La première proposition,
concernant la publicité, pourrait être adoptée prochainement au Sénat.
“J’espère que nous aurons enfin une législation qui bannit la publicité
racoleuse, trompeuse et comparative en chirurgie et médecine esthétique”,
plaide Dominique Tilmans qui ne compte pas s’arrêter là: “Les
établissements extrahospitaliers où sont actuellement pratiqués ces actes ne
sont soumis à aucune exigence. Il est plus qu’urgent de leur imposer, selon
les types d’actes réalisés, des normes techniques et d’encadrement”.
La question des
compétences des praticiens est également centrale. Et la plus sensible. Pour
l’heure, malgré l’existence de la chirurgie plastique, discipline médicale
reconnue, la pratique des interventions chirurgicales esthétiques n’est
absolument pas régulée, ce qui explique bon nombre de dérives et met en
péril la santé et la sécurité des patients. Tout diplômé en médecine peut
théoriquement réaliser n’importe quelle intervention, les seuls freins étant
sa responsabilité professionnelle et son éthique personnelle.
Fruit d’un subtil
compromis, la proposition de loi tente de mettre un peu d’ordre dans les
qualifications requises. Nous n’entrerons pas ici dans les détails.
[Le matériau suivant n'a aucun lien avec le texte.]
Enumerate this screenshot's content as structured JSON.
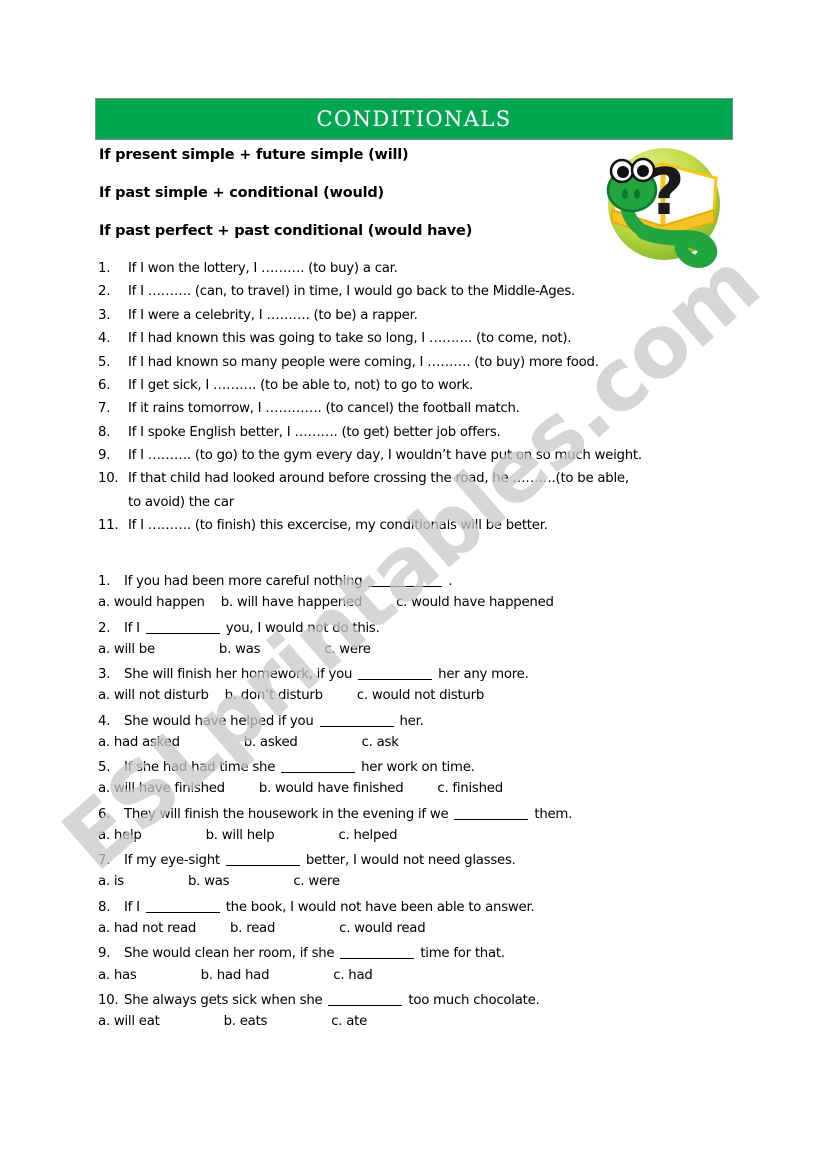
{
  "page": {
    "background_color": "#ffffff",
    "watermark": "ESLprintables.com"
  },
  "banner": {
    "title": "CONDITIONALS",
    "background_color": "#00a64f",
    "text_color": "#ffffff"
  },
  "clipart": {
    "name": "snake-with-book-question-mark",
    "circle_color": "#b5d334",
    "snake_color": "#15a03c",
    "book_color": "#ffffff",
    "book_edge_color": "#f5c518",
    "question_mark": "?"
  },
  "rules": [
    "If present simple + future simple (will)",
    "If past simple + conditional (would)",
    "If past perfect + past conditional (would have)"
  ],
  "exercise_one": {
    "items": [
      {
        "number": "1.",
        "text": "If I won the lottery, I ………. (to buy) a car."
      },
      {
        "number": "2.",
        "text": "If I ………. (can, to travel) in time, I would go back to the Middle-Ages."
      },
      {
        "number": "3.",
        "text": "If I were a celebrity, I ………. (to be) a rapper."
      },
      {
        "number": "4.",
        "text": "If I had known this was going to take so long, I ………. (to come, not)."
      },
      {
        "number": "5.",
        "text": "If I had known so many people were coming, I ………. (to buy) more food."
      },
      {
        "number": "6.",
        "text": "If I get sick, I ………. (to be able to, not) to go to work."
      },
      {
        "number": "7.",
        "text": "If it rains tomorrow, I …………. (to cancel) the football match."
      },
      {
        "number": "8.",
        "text": "If I spoke English better, I ………. (to get) better job offers."
      },
      {
        "number": "9.",
        "text": "If I ………. (to go) to the gym every day, I wouldn’t have put on so much weight."
      },
      {
        "number": "10.",
        "text": "If that child had looked around before crossing the road, he ……….(to be able, ",
        "continuation": "to avoid) the car"
      },
      {
        "number": "11.",
        "text": "If I ………. (to finish) this excercise, my conditionals will be better."
      }
    ]
  },
  "exercise_two": {
    "questions": [
      {
        "number": "1.",
        "stem_before": "If you had been more careful nothing",
        "stem_after": ".",
        "options": [
          "a. would happen",
          "b. will have happened",
          "c. would have happened"
        ],
        "gaps": [
          "sm",
          "md"
        ]
      },
      {
        "number": "2.",
        "stem_before": "If I",
        "stem_after": "you, I would not do this.",
        "options": [
          "a. will be",
          "b. was",
          "c. were"
        ],
        "gaps": [
          "lg",
          "lg"
        ]
      },
      {
        "number": "3.",
        "stem_before": "She will finish her homework, if you",
        "stem_after": "her any more.",
        "options": [
          "a. will not disturb",
          "b. don’t disturb",
          "c. would not disturb"
        ],
        "gaps": [
          "sm",
          "md"
        ]
      },
      {
        "number": "4.",
        "stem_before": "She would have helped if you",
        "stem_after": "her.",
        "options": [
          "a. had asked",
          "b. asked",
          "c. ask"
        ],
        "gaps": [
          "lg",
          "lg"
        ]
      },
      {
        "number": "5.",
        "stem_before": "If she had had time she",
        "stem_after": "her work on time.",
        "options": [
          "a. will have finished",
          "b. would have finished",
          "c. finished"
        ],
        "gaps": [
          "md",
          "md"
        ]
      },
      {
        "number": "6.",
        "stem_before": "They will finish the housework in the evening if we",
        "stem_after": "them.",
        "options": [
          "a. help",
          "b. will help",
          "c. helped"
        ],
        "gaps": [
          "lg",
          "lg"
        ]
      },
      {
        "number": "7.",
        "stem_before": "If my eye-sight",
        "stem_after": "better, I would not need glasses.",
        "options": [
          "a. is",
          "b. was",
          "c. were"
        ],
        "gaps": [
          "lg",
          "lg"
        ]
      },
      {
        "number": "8.",
        "stem_before": "If I",
        "stem_after": "the book, I would not have been able to answer.",
        "options": [
          "a. had not read",
          "b. read",
          "c. would read"
        ],
        "gaps": [
          "md",
          "lg"
        ]
      },
      {
        "number": "9.",
        "stem_before": "She would clean her room, if she",
        "stem_after": "time for that.",
        "options": [
          "a. has",
          "b. had had",
          "c. had"
        ],
        "gaps": [
          "lg",
          "lg"
        ]
      },
      {
        "number": "10.",
        "stem_before": "She always gets sick when she",
        "stem_after": "too much chocolate.",
        "options": [
          "a. will eat",
          "b. eats",
          "c. ate"
        ],
        "gaps": [
          "lg",
          "lg"
        ]
      }
    ]
  }
}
L’intention est de réserver les actes chirurgicaux aux chirurgiens
plasticiens mais aussi aux spécialistes (ORL, ophtalmologues, dentistes,
gynécologues…) qui pourraient (continuer à) opérer leurs régions anatomiques
spécifiques. Quant aux dermatologues et médecins généralistes, ils ne
pourraient plus pratiquer de lipoaspirations que dans certaines limites et
sous le respect de conditions strictes.
Même si ces propositions
de loi sont sans doute imparfaites, elles ont le mérite d’exister. Encore
faut-il qu’elles soient adoptées au Parlement puis exécutées par le
gouvernement le fédéral… quand nous en aurons un.
// Joëlle Delvaux
(1) La médecine esthétique s'intéresse à la correction
des déformations esthétiques par des procédés médicaux non chirurgicaux
(injections essentiellement...).
Un patient averti en vaut deux! |
Quelques conseils avant de pratiquer une intervention de chirurgie
esthétique.
1.
Avant
toute décision, s’interroger sur ses motivations, sur les raisons
profondes qui incitent à recourir à une intervention chirurgicale
esthétique. En parler, le cas échéant, avec un psychologue. Lorsque
les attentes sont irréalistes, disproportionnées ou que l’on est
psychiquement très fragile, la souffrance psychologique peut être
bien plus grande après l’intervention qu’avant. Bien s’informer
aussi sur les risques inhérents à l’opération, les douleurs
postopératoires, les complications éventuelles, le coût... Peser le
pour et le contre et envisager les alternatives possibles.
2.
Demander
conseil à son médecin traitant. Bien placé pour connaître les
qualités requises pour l’intervention envisagée, il a généralement
des contacts privilégiés avec des médecins spécialistes en qui il a
confiance. Selon le type d’intervention, en parler aussi à un
spécialiste de référence (gynécologue, dermatologue, ophtalmologue,
ORL…).
Consulter, à
toutes fins utiles, la liste des chirurgiens plasticiens reconnus
(1). Cela ne permettra pas de savoir quelles
sont les spécialités et qualités chirurgicales de chaque médecin,
mais de s’assurer qu’il a reçu une formation adéquate et complète
(six années de spécialisation en plus des sept années de médecine).
3.
Se méfier
des publicités diffusées sur internet ou dans les journaux par des
institutions ou médecins qui se disent spécialisés dans les
interventions esthétiques. La publicité et la médecine ne font pas
bon ménage. Se méfier aussi des cliniques où le médecin n’est
rencontré que le jour-même de l’opération. Rien ne peut remplacer
une consultation préalable avec lui. C’est lui qui doit interroger,
examiner et informer le patient. C’est lui qui doit réaliser
l’opération, assurer les soins postopératoires à court et à long
terme, gérer les aléas et les complications éventuelles.
4.
Bannir
les opérations réalisées à l’étranger dans le cadre du tourisme
esthétique dans la mesure où les conditions précitées sont rarement
remplies.
5.
Se méfier
d’un médecin qui propose de pratiquer l’opération dans les jours qui
suivent le premier rendez-vous. Un médecin sérieux doit laisser au
patient au moins deux semaines de réflexion.
6.
En cas de
doute, demander un deuxième avis médical.
7.
En cas de
prise en charge dans une institution non-hospitalière, s’assurer que
le médecin est enregistré auprès de l’INAMI (2).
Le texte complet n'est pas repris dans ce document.